En el último capítulo, la encíclica Fratelli tutti reflexiona sobre el papel de las religiones para la convivencia fraterna. En primer lugar, señala que el fundamento de las correctas relaciones entre los seres humanos sólo puede ser una verdad trascendente, que sustente su dignidad inalienable y su plena identidad. De lo contrario, la fuerza del poder y sus propios intereses especiales terminan triunfando a expensas de los demás.
Especialmente en Occidente, la pérdida del sentido de trascendencia y el aplanamiento de la dimensión materialista van de la mano con la relegación de la religión a la esfera privada. Pero la iglesia no puede ni debe permanecer al margen de la construcción de un mundo mejor, ni descuidar el despertar las fuerzas espirituales. No puede renunciar a la dimensión política de la existencia que implica una atención constante al bien común y a la preocupación por el desarrollo humano integral: una Iglesia que sale, que sirve, acompaña la vida, sostiene la esperanza, construye puentes, derriba muros, siembra reconciliación y es signo de unidad.
Todo esto se basa en la plenitud de la dignidad humana y la fraternidad, que tiene una fuente trascendente. Para nosotros, los cristianos, esta fuente está en el Evangelio de Jesucristo. La objeción a todo esto se deriva de una experiencia histórica de una combinación de religión y violencia. Sin embargo, la violencia no se basa en las convicciones religiosas fundamentales, más bien en su forma deformada.

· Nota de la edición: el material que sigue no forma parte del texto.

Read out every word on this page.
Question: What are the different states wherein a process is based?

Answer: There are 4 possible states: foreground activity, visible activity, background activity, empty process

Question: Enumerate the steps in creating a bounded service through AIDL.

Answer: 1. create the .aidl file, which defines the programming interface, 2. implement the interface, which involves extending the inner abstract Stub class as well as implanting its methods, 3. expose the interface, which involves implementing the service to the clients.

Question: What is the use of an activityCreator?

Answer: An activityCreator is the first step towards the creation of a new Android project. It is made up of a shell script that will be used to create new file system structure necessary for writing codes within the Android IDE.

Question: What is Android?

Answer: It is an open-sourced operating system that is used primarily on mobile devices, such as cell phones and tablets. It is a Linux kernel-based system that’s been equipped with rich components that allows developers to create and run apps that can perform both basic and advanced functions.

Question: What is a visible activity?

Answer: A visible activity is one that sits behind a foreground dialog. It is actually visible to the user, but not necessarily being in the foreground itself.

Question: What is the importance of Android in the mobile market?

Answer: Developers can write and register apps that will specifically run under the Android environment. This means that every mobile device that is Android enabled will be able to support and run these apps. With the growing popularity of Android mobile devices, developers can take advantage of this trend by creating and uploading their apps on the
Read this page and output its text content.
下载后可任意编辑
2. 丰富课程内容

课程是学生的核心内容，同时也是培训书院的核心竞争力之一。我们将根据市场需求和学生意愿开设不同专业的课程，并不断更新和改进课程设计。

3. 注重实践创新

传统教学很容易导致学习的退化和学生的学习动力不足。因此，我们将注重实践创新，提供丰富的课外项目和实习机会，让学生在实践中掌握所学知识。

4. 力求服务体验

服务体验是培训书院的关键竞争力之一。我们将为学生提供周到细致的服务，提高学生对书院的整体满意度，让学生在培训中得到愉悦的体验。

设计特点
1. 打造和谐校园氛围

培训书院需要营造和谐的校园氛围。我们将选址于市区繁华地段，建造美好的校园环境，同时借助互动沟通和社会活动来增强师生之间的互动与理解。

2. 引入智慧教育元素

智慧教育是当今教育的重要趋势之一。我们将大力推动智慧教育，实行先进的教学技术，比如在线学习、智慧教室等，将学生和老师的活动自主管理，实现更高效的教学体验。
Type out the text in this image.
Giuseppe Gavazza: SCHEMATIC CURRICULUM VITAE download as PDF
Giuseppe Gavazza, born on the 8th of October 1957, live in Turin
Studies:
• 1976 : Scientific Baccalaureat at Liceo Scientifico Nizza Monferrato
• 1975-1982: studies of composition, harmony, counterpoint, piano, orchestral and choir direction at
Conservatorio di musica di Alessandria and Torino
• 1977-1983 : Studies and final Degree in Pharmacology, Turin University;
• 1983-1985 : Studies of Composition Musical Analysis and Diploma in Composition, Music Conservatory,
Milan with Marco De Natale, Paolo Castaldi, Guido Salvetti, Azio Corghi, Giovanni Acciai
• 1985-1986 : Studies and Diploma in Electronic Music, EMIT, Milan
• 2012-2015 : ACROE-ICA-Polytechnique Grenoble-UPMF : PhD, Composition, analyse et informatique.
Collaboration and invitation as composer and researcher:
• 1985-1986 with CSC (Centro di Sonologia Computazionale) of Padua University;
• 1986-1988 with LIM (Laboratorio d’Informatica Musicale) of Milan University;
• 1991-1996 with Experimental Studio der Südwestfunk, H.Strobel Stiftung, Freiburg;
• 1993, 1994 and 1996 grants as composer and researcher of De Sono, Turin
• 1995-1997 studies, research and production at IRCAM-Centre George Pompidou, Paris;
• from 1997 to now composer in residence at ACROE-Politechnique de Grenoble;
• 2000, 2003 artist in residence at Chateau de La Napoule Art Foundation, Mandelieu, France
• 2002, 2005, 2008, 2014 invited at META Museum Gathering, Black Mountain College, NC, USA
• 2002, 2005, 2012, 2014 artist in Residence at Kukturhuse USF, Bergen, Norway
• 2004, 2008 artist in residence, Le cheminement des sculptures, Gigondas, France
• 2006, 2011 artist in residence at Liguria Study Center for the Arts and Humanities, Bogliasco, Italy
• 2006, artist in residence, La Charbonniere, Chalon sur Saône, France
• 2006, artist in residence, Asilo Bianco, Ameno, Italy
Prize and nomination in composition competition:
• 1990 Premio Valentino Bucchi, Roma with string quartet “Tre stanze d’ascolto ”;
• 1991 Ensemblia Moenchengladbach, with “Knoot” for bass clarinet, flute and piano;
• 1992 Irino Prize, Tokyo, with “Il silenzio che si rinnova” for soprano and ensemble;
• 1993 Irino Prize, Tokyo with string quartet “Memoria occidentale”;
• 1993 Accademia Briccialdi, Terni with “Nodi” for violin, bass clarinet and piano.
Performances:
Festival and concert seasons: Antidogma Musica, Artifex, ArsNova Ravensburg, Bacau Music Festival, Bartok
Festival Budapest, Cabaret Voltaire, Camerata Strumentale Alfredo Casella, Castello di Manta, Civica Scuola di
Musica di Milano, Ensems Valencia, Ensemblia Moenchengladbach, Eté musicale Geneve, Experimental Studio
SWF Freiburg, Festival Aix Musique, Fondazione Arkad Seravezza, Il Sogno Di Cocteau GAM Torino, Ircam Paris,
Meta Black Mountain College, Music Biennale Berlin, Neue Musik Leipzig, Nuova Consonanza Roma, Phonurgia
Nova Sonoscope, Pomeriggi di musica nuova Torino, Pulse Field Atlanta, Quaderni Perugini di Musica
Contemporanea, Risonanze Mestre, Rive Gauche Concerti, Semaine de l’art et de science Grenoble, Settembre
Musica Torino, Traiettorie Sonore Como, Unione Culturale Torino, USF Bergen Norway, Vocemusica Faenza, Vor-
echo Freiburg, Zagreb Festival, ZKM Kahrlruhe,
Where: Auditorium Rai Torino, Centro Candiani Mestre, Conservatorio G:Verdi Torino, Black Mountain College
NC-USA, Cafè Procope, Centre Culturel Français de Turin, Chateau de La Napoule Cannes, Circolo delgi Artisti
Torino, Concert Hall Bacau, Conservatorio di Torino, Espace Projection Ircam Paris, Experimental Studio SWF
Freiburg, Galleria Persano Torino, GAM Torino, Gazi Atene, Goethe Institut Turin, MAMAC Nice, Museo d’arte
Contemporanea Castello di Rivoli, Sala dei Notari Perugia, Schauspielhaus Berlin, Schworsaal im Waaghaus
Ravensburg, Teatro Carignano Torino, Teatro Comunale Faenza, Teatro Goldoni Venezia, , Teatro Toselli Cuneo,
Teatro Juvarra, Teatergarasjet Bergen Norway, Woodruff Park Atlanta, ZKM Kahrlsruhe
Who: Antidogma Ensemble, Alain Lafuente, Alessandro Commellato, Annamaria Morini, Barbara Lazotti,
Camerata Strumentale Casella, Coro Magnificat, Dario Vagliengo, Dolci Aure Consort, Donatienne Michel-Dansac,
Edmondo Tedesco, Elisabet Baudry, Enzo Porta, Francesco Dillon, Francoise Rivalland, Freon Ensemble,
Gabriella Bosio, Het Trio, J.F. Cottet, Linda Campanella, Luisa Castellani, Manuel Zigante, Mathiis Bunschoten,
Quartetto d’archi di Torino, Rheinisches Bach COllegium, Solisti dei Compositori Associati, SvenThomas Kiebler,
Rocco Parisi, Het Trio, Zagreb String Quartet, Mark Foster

En cambio, los líderes religiosos están llamados a ser verdaderos dialogantes, a actuar en la construcción de la paz no como intermediarios, sino como auténticos mediadores. Todos están llamados a ser artesanos de la paz, uniendo y no dividiendo, extinguiendo el odio y no preservándolo, abriendo caminos de diálogo y no levantando nuevos muros. La unidad en la Iglesia y entre las Iglesias será una contribución profética y espiritual a la dinámica del encuentro en un mundo cada vez más globalizado.